Christiane Spiel beschäftigt sich mit einem hochaktuellen Thema: der Bildung. Sie gilt als die Begründerin der Bildungspsychologie
– diese Disziplin ist eine wesentliche Grundlage für zeitgemäße Bildungssysteme.  Wenn sie mit ihren Forschungsergebnissen an die Öffentlichkeit tritt, löst das regelmäßig heftige Debatten aus. Spiel hat Mathematik, Geschichte und Psychologie studiert und ist seit zehn Jahren Professorin an der Uni Wien.

Christiane Spiel kennt den Gegenstand ihrer Forschung genau: Die Wiener Bildungspsychologin war am Beginn ihrer Berufslaufbahn selbst Lehrerin, sie unterrichtete an einer AHS Mathematik und Geschichte. Doch gleichzeitig interessierte sie sich schon bald für Psychologie; sie studierte dieses Fach auch während ihrer Karenzzeit – und wurde von ihrem Professor eingeladen, Universitätsassistentin zu werden.

Gefestigt hat sich ihr Entschluss, sich als „Spätberufene“ ganz der Forschung zu verschreiben, als ihr Ehemann einen Ruf nach Berlin bekam: Sie bewarb sich beim Max-Planck-Institut für Bildungsforschung. „Das war eine ganz tolle Zeit“, erinnert sich Spiel. Zurück in Wien habilitierte sie sich, und nach einer Gastprofessur in Graz bekam sie im Jahr 2000 an der Uni Wien die Chance, einen neuen Lehrstuhl aufzubauen: für Bildungspsychologie und Evaluation. Bildungspsychologie gab es damals weltweit noch nirgendwo.

Dieses Fachgebiet befasst sich mit Bildungsprozessen aus einer psychologischen Perspektive. Wie lernen Menschen? Wann macht Lernen Freude? Wie vermittelt man Wissen? Die Erkenntnisse daraus liefern auch wesentliche Informationen für die Gestaltung von Bildungssystemen – ein Thema, das in Österreich derzeit die Wogen hochgehen lässt. Stichwort: PISA-Test.

Lehrerausbildung ist zentral

In den letzten zehn Jahren hat Spiels Arbeitsgruppe (derzeit zirka 18Mitarbeiter) eine Reihe von Studien in Schulen durchgeführt. „Wir wissen, dass Schüler und Schülerinnen mit hoher Lernmotivation und großem Selbstvertrauen bessere Leistungen erzielen.“ Doch wie erreicht man diese? „Motivation ist nicht statisch, sondern ein Prozess“, erklärt Spiel. Es gilt, genau hinzuschauen, welche Voraussetzungen die Schülerinnen und Schüler mitbringen: welches Vorwissen sie haben, was sie interessiert, wie wichtig sie bestimmte Dinge nehmen. Dementsprechend sollten die Lehrmethoden und -inhalte ausgerichtet werden. Und: Die Schülerinnen und Schüler sollten ein Feedback für ihre Leistungen bekommen, damit das so wichtige Selbstvertrauen entstehen kann und sie ihr Lernen optimieren können.

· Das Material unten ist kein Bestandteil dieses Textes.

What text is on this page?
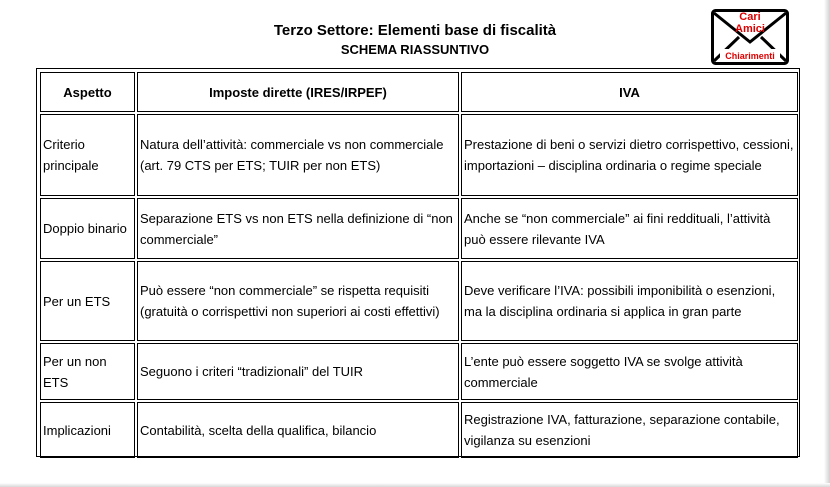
Terzo Settore: Elementi base di fiscalità
SCHEMA RIASSUNTIVO
Cari
Amici
Chiarimenti
Aspetto	Imposte dirette (IRES/IRPEF)	IVA
Criterio principale	Natura dell’attività: commerciale vs non commerciale (art. 79 CTS per ETS; TUIR per non ETS)	Prestazione di beni o servizi dietro corrispettivo, cessioni, importazioni – disciplina ordinaria o regime speciale
Doppio binario	Separazione ETS vs non ETS nella definizione di “non commerciale”	Anche se “non commerciale” ai fini reddituali, l’attività può essere rilevante IVA
Per un ETS	Può essere “non commerciale” se rispetta requisiti (gratuità o corrispettivi non superiori ai costi effettivi)	Deve verificare l’IVA: possibili imponibilità o esenzioni, ma la disciplina ordinaria si applica in gran parte
Per un non ETS	Seguono i criteri “tradizionali” del TUIR	L’ente può essere soggetto IVA se svolge attività commerciale
Implicazioni	Contabilità, scelta della qualifica, bilancio	Registrazione IVA, fatturazione, separazione contabile, vigilanza su esenzioni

„Wir wissen zwar sehr viel, aber es ist sehr schwierig, dieses Wissen dorthin zu bringen, wo es gebraucht wird“, erläutert Spiel. Was freilich nicht nur im Bildungsbereich ein Problem ist, sondern in vielen Sozialwissenschaften. Daher verfolgt sie in ihrer Arbeit einen doppelten Ansatz: Ihre Studien müssen zum einen hohen wissenschaftlichen Ansprüchen genügen, damit sie in Topzeitschriften veröffentlicht werden können. Zum anderen aber sollen sie gleichzeitig Pilotprojekte zur Unterstützung der Bildungspraxis sein. So wurden in den vergangenen Jahren viele Projekte gemeinsam mit Lehrpersonen durchgeführt, etwa zur Förderung von lebenslangem Lernen oder zur Gewaltprävention in Schulen.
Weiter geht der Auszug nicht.